Not all sharks consume prey this way though. Whale Sharks, and a few other species, feed by filtering algae, krill, and other similarly sized fish and aquatic creatures. Although the Whale Shark has small teeth, it is understood that they are not used for feeding. Basking Sharks use this type of feeding technique, and although it is similar to Whale Sharks, it cannot force water into its’ mouth through ramming or swallowing; instead swimming at speed with its’ mouth open. This feeding technique is known as ram feeding.
Again, a little education goes a long way; and will help debunk many myths and untruths portrayed by horror and science fiction films depicting sharks and their feeding habits. Although what I have wrote here is a fraction of information concerning the some 470 species of sharks, it will hopefully show some truth about sharks against the portrayal in movies, and even; I dare say; some documentaries.

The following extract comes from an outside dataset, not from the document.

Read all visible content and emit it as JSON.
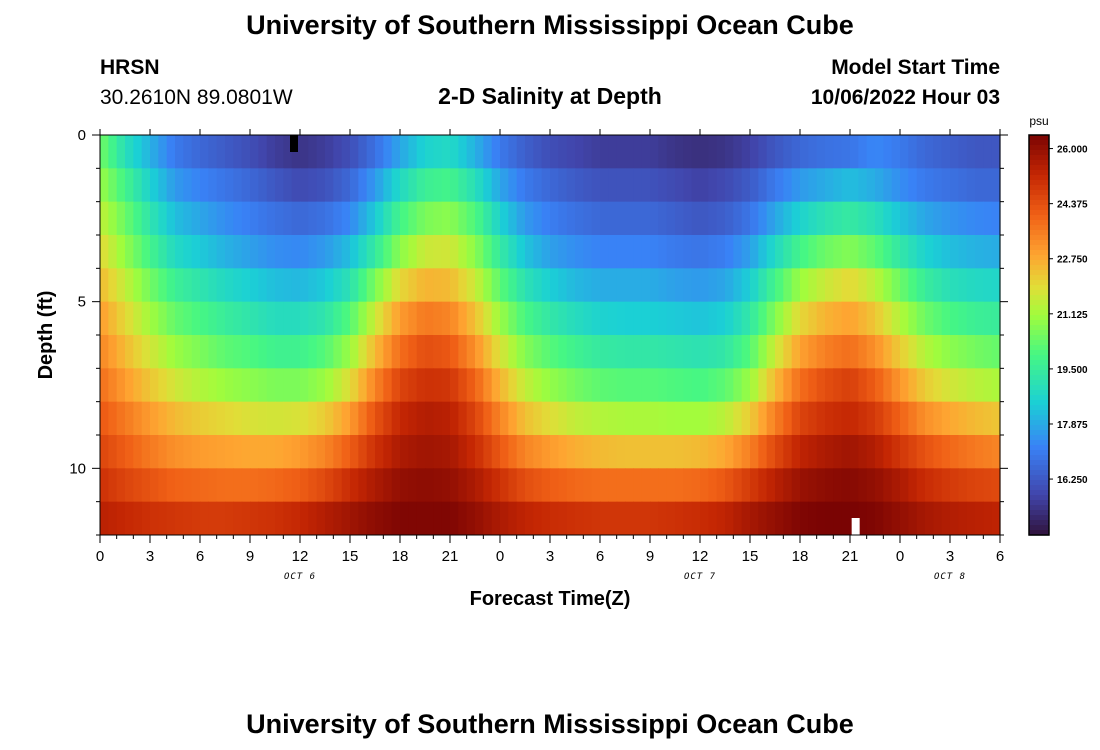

Many tourist diving operations are using chum and cages in the water to excite the animals and produce a near frenzy of the sharks for the thrill and entertainment of the diver in the cage. This practise is actually associating divers with food for the animals and creating a potentially hazardous scenario for divers who may interact with sharks in other waters; and in my opinion is cruel to the animal. Other species of shark are actually docile around divers, but thanks to science fiction, all are lumped into the same category; man eating. As far as I know, no one, has ever been “eaten by a shark”; bit maybe, but not eaten. But this is what is portrayed by the mass media.